Employees frequently use laptop computers provided to them by their employer for personal matters as well as employment-related tasks. To what extent can an employer review private messages sent from an employee's personal social media accounts if they are available on the shared computer?
In November, 2019, a reporter working under a temporary contract for the CBC took offence at the notorious remarks of Don Cherry on Hockey Night in Canada (which led to Mr. Cherry's firing), and expressed his opinions on his personal Twitter account. His superiors at CBC learned about the tweets and asked him to delete them, which he did, but he contacted other Canadian media outlets about what had occurred, using his CBC-provided laptop computer for his communications. A fellow CBC reporter found out about the messages, alerting CBC management, and the reporter was fired for cause by the CBC on the basis that he had violated his duty of loyalty and placed CBC's reputation at risk.

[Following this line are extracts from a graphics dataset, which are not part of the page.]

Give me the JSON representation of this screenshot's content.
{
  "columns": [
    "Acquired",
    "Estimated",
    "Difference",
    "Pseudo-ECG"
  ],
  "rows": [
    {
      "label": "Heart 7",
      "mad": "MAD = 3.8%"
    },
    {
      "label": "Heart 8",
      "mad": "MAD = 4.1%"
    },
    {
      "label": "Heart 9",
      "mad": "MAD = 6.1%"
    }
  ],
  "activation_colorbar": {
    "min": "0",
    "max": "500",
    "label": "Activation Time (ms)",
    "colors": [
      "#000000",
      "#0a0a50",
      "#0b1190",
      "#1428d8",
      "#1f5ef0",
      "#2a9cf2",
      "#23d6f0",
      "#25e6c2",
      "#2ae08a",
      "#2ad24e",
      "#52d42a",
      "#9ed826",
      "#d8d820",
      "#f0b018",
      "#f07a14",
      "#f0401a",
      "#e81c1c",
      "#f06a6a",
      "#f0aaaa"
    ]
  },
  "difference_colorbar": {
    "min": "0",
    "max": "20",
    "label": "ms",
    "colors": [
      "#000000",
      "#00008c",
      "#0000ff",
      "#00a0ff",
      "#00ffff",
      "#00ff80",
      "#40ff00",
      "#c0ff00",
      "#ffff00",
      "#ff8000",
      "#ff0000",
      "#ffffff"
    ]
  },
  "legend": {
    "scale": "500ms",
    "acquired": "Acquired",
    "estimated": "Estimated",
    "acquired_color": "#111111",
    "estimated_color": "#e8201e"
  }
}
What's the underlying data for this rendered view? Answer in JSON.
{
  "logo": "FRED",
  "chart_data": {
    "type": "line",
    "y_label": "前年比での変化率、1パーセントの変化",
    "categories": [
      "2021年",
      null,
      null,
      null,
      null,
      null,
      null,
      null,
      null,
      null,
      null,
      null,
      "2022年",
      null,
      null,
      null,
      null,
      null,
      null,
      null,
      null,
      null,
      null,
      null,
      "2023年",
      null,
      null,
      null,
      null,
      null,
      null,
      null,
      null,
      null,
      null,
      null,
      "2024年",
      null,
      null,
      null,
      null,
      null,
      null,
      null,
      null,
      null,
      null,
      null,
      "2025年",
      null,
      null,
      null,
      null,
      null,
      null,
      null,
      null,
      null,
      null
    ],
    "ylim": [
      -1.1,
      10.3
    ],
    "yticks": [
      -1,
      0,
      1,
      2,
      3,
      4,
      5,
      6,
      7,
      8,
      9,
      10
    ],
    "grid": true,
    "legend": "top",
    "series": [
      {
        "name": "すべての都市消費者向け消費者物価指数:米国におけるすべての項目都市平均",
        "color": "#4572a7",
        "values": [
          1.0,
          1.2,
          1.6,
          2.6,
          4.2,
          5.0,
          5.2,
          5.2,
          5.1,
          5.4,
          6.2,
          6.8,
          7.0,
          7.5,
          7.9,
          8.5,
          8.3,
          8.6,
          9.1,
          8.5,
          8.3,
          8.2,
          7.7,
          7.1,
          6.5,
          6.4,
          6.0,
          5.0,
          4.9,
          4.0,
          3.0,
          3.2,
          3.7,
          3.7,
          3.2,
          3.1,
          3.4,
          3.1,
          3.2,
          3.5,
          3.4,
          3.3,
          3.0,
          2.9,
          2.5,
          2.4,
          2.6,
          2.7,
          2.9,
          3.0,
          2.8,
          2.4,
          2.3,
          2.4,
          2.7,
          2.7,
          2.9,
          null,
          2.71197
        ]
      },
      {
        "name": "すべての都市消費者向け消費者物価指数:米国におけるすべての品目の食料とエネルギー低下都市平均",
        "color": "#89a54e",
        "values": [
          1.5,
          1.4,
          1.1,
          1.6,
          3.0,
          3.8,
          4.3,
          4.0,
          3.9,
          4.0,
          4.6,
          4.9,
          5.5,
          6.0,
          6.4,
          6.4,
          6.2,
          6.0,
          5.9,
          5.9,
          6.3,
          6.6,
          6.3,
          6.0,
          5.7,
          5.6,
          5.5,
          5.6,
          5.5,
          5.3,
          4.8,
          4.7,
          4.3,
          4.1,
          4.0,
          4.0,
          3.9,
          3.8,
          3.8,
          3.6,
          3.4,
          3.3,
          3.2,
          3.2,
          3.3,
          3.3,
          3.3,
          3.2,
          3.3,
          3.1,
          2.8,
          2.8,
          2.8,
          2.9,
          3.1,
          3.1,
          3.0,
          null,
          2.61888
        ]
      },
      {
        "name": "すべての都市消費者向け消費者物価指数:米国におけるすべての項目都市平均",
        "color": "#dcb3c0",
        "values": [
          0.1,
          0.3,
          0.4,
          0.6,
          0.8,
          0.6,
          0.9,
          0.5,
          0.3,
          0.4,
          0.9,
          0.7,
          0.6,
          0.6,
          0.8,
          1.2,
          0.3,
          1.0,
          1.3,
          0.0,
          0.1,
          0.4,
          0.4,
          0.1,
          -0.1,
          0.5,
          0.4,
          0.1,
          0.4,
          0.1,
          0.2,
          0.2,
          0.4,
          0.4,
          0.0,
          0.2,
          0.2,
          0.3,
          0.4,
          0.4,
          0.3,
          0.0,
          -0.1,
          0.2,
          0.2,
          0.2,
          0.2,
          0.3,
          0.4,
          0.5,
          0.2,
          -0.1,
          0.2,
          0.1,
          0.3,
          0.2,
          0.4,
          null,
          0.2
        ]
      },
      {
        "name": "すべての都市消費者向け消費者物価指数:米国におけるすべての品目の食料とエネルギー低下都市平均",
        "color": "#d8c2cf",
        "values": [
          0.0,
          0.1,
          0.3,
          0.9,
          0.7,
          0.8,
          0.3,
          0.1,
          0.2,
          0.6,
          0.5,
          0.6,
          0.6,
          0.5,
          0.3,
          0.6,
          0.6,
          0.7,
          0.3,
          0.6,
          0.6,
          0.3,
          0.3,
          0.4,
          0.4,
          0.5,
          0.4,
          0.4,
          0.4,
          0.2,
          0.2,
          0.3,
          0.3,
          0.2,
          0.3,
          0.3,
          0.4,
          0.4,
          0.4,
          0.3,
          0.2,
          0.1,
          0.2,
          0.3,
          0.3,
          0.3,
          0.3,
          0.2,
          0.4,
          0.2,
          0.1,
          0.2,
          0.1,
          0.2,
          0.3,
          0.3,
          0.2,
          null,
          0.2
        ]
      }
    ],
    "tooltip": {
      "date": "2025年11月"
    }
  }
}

This led to a grievance filed by the reporter's union, the Canadian Media Guild, claiming violation of the collective agreement, the Canada Labour Code, the federal Privacy Act, the Canadian Human Rights Act, and the Charter of Rights and Freedoms, and an arbitration.
In January 2021, the Arbitrator released his Award, finding that the CBC had acted improperly by dismissing the reporter for cause: Canadian Broadcasting Corporation v Canadian Media Guild, 2021 CanLII 761 (CA LA). It was determined that the grounds cited by the CBC for termination amounted to, at most, a minor indiscretion, which were far overshadowed by the breach of the reporter's privacy that enabled the CBC to discover those activities.
The Arbitrator's decision addresses the tension between the privacy rights of an employee and an employer's right to monitor the use of its own computer equipment. The Supreme Court of Canada has previously ruled that Canadians may reasonably expect privacy in the information contained on their work computers where personal use is permitted or reasonably expected: R. v. Cole 2012 SCC 53 (CanLII),  3 S.C.R. 34 at paras 1-3; R. v. Morelli, 2010 SCC 8,  1 S.C.R. 253. Whether the employee had a reasonable expectation of privacy for use of their work computer depends on assessing the “totality of the circumstances”: R. v. Cole, at para. 40.
In the case at hand, the reporter's colleague had taken the reporter's laptop from his desk, and reviewed messages sent by the reporter from his private Twitter and WhatsApp accounts, before alerting CBC management. Evidently the reporter had not logged out of the laptop before leaving it on his desk for the day.
The Arbitrator found that the reporter had a reasonable expectation of privacy for his messages sent using his CBC laptop, and reasonably believed that if a co-worker discovered that he had not logged off his personal Twitter and WhatsApp accounts, that co-worker would log off the accounts before taking the computer rather than comb through his personal messages. The reporter would also not expect such messages to be forwarded by his colleague to management without any discussion with him beforehand.
As a result, the Arbitrator ruled that the reporter was entitled to be reinstated to a reporter/editor position with no discipline on his record, for a minimum of four months, which reflected the time that he missed from his prior temporary position, or four months of compensation if the reporter declined a reasonable offer of reinstatement. The issue of what other damages the reporter may be entitled to as a result of the breach of his privacy rights was remitted to be heard at a future time.
The decision reflects they types of issues that may arise from what is not an uncommon situation for the use of workplace computers. CBC's policy permitted employee personal use of corporate computers within limits, and the use of social media, including private conversations with sources, was an accepted part of a reporter's job. It was therefore not surprising that the reporter had logged in to his personal Twitter and WhatsApp accounts on the CBC's laptop, and such accounts were clearly meant to be private. The Arbitrator reasoned that another user of CBC's laptop should be expected to log out of Mr. Khan's private accounts. The reporter's failure to log out was not an invitation to inspect his private messages, even those that showed up immediately on the screen, let alone those that may be revealed only by a search. The entire process that led to the reporter's firing was therefore tainted by the breach of his right to privacy.